Dès lors que l'on considère que la démonstration selon laquelle la liberté des libéraux n'est pas la liberté " de faire n'importe quoi " (et par exemple de rouler à gauche pour aller plus vite lorsqu'on est pressé) et n'a aucun rapport avec le laisser-aller moral et institutionnel qu'on impute à tort au libéralisme non dogmatique , et dès lors que cette démonstration paraît solidement et impartialement établie — ce que l'auteur de ces lignes ne peut à lui seul préjuger — une part essentielle du fossé qui sépare la doctrine de la main invisible de celle de la doctrine sociale de l'Église, les catholiques des libéraux, paraît bien être comblée. Du moins la non-contradiction semble acquise.
Si l'on se rappelle par ailleurs l'importance accordée, par la doctrine sociale de l'Église à la propriété privée (Léon XIII ne rappelait-il pas que " la propriété privée et personnelle est pour l'homme de droit naturel ", RN), à la responsabilité individuelle et à l'initiative personnelle ou collective, mais alors volontaire au niveau des corps intermédiaires, et l'insistance de cette même doctrine sur le principe de subsidiarité, formulée magistralement par Pie XI dans QA (voir la note 7), il faut convenir qu'elle converge en principe largement vers un modèle substantiellement libéral, pour peu qu'il soit réaliste et d'inspiration classique.
Il est même un point d'accord philosophique plus fondamental encore entre libéralisme classique et doctrine sociale chrétienne, qui se cache sous le vocable sociologique contemporain recherché " d'individualisme méthodologique ", selon lequel seuls les individus, les personnes, existent à part entière comme des substances douées de la faculté de penser et d'agir, et elles seules agissent.
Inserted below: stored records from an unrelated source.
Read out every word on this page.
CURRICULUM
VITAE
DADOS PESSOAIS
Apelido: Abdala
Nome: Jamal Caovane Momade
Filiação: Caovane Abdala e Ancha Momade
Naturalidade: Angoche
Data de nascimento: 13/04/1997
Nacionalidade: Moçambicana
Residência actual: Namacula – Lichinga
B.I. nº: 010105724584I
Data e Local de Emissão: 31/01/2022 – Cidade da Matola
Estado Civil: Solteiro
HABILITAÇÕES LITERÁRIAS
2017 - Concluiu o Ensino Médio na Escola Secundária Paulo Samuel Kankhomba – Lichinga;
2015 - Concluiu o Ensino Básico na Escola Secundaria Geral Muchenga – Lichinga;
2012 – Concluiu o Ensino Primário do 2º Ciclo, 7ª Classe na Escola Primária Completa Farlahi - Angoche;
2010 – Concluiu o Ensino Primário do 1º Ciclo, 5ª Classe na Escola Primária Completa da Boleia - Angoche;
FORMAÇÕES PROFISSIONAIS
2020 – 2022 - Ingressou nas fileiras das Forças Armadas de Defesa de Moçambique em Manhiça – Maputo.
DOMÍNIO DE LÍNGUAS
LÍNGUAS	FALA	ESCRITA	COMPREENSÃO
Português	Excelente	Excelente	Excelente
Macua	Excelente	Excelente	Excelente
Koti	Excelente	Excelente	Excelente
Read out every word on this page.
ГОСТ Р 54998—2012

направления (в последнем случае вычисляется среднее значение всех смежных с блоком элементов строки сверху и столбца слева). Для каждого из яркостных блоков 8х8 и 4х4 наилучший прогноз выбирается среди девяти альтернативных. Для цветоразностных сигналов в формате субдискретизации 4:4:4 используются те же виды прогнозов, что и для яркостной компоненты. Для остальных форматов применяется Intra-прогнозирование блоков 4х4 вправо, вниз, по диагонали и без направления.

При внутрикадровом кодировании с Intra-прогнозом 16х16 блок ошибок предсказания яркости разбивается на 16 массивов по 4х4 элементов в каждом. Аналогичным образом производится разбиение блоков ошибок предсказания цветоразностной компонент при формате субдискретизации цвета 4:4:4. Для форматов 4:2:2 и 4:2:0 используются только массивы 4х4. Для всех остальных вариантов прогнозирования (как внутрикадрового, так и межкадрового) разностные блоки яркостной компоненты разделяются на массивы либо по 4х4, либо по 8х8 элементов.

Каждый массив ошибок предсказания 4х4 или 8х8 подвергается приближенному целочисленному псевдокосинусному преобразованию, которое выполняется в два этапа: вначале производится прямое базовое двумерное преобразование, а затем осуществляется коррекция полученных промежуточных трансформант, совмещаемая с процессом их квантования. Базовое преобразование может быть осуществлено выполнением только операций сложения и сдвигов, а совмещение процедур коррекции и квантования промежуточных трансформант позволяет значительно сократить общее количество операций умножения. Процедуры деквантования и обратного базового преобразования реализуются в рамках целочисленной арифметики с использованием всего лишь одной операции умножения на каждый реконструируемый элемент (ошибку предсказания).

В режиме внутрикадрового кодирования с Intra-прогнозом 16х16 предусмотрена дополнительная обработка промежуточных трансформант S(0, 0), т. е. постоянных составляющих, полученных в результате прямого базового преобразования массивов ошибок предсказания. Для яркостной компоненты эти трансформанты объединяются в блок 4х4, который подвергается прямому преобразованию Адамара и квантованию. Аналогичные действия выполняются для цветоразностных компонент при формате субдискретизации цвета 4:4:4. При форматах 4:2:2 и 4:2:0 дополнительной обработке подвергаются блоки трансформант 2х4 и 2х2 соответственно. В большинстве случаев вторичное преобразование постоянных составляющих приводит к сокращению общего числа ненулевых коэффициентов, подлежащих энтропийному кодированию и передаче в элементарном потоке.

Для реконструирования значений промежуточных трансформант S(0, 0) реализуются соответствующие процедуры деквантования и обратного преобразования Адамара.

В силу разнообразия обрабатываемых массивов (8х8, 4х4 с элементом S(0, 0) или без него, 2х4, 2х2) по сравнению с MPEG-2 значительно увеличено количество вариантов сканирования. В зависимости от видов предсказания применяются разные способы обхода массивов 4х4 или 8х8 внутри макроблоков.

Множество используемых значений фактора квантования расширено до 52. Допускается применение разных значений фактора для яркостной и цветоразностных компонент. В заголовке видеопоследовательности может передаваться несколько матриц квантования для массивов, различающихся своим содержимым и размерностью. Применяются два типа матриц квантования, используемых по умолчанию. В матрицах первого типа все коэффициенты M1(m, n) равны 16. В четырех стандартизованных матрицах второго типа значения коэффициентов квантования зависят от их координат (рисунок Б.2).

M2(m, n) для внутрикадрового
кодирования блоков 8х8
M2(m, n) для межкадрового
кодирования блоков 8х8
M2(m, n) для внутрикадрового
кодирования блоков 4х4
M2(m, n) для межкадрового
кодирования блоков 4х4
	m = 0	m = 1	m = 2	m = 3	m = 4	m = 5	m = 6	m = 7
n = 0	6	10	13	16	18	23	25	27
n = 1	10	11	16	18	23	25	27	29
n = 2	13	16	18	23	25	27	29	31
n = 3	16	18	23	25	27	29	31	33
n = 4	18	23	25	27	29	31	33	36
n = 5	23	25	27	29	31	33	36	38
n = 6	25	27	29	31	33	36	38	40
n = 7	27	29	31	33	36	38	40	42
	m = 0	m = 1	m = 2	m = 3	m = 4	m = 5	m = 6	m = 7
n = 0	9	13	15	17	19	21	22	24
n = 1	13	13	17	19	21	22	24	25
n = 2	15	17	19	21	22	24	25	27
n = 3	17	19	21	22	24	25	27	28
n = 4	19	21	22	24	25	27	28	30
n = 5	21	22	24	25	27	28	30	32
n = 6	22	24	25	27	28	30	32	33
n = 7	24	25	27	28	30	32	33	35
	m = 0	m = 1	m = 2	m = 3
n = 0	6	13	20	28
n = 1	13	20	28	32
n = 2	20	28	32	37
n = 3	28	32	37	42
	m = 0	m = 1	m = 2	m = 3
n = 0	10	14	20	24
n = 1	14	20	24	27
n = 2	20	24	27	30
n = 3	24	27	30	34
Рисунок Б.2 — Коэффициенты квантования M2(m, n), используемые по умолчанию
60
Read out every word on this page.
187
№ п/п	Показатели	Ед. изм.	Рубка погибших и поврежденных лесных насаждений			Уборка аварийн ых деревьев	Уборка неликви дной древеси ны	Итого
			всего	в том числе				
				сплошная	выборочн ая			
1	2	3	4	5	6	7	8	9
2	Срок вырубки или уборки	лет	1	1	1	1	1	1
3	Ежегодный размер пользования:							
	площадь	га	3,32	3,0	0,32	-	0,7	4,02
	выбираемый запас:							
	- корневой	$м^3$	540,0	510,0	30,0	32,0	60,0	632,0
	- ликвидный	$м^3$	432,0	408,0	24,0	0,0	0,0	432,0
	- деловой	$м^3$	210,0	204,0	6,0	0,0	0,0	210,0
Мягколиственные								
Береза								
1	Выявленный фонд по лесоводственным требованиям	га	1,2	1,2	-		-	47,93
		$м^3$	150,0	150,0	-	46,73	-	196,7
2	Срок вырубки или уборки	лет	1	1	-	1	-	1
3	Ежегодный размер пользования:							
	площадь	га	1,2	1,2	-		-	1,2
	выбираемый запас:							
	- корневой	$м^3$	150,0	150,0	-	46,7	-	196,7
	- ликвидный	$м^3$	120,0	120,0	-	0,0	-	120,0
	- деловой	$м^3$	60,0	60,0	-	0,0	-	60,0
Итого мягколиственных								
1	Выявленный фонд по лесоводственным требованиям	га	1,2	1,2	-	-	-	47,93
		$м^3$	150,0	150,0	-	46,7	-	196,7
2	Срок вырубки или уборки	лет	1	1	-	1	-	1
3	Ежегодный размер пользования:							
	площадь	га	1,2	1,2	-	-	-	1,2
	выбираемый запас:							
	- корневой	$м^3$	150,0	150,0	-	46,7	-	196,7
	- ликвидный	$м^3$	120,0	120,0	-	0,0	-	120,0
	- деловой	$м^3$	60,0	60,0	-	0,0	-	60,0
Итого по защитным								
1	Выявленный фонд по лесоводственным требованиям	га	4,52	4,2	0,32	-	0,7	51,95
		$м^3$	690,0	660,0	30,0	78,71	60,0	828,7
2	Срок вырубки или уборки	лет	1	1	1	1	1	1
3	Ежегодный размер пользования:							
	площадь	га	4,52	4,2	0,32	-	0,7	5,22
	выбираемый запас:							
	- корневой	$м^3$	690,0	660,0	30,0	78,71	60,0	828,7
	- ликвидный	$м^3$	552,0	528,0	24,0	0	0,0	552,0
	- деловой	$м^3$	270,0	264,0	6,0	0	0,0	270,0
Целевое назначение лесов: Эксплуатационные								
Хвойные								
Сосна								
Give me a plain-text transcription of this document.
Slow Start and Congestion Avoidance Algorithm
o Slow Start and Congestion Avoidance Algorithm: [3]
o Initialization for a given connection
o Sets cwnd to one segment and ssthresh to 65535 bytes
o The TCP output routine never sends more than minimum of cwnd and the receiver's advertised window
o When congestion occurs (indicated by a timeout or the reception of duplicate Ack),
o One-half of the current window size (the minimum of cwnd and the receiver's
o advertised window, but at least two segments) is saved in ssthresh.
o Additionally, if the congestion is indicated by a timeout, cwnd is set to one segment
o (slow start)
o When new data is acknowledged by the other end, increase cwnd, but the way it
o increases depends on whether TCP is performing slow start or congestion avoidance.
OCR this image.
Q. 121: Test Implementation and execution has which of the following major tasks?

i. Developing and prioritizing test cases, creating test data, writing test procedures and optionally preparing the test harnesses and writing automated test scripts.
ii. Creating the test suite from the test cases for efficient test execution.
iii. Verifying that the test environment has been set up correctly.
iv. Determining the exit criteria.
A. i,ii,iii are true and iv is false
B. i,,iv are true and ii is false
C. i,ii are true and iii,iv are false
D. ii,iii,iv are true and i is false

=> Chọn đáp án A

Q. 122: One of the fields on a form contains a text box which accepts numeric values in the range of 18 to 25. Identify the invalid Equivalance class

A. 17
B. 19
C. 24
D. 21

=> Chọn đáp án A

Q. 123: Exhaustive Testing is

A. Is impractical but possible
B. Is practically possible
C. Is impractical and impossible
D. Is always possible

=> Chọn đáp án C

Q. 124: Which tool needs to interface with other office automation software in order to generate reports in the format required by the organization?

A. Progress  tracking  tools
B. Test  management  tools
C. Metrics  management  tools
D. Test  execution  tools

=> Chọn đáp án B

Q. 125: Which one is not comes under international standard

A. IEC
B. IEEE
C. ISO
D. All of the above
Les " phénomènes sociaux ", contrairement à la conception durkheimienne d'une réalité sociale sui generis hypostasiée , ontologiquement équivalente à celle des individus, ne sont qu'une résultante des actions individuelles et de leur interaction et interdépendance (il ne s'agit nullement en effet de nier les faits sociaux, mais simplement de résister à l'animisme social qui attribue l'être, la pensée et l'agir à ce qui en est dépourvu : la famille, le peuple ou la société par exemple, qui restent bien entendu des termes utilisables métonymiquement si l'on ne veut pas créer une novlangue libérale). Cet individualisme méthodologique dont se réclament les libéraux avec la sociologie contemporaine post-durkheimienne , est l'héritier inconscient, dans son langage propre, de la philosophie classique (aristotélico-thomiste) qui distinguait soigneusement la réalité première de la substance individuelle (le " proton on " seul " étant " réellement existant selon Aristote) de celle, dérivée ou seconde, de " l'accident " qu'est, en l'espèce, la relation sociale ou la société, ce réseau de relations sociales n'ayant pas d'existence séparée des sujets qui le composent. En revanche cette philosophie classique ne nie pas l'existence seconde ou la réalité propre à l'accident, comme tendent à le faire certains individualistes radicaux, qui franchissent la ligne rouge de l'individualisme méthodologique pour basculer dans l'individualisme ontologique et, par conséquent, dans le psychologisme social (la seule réalité des phénomènes sociaux étant alors d'ordre simplement psychologique) .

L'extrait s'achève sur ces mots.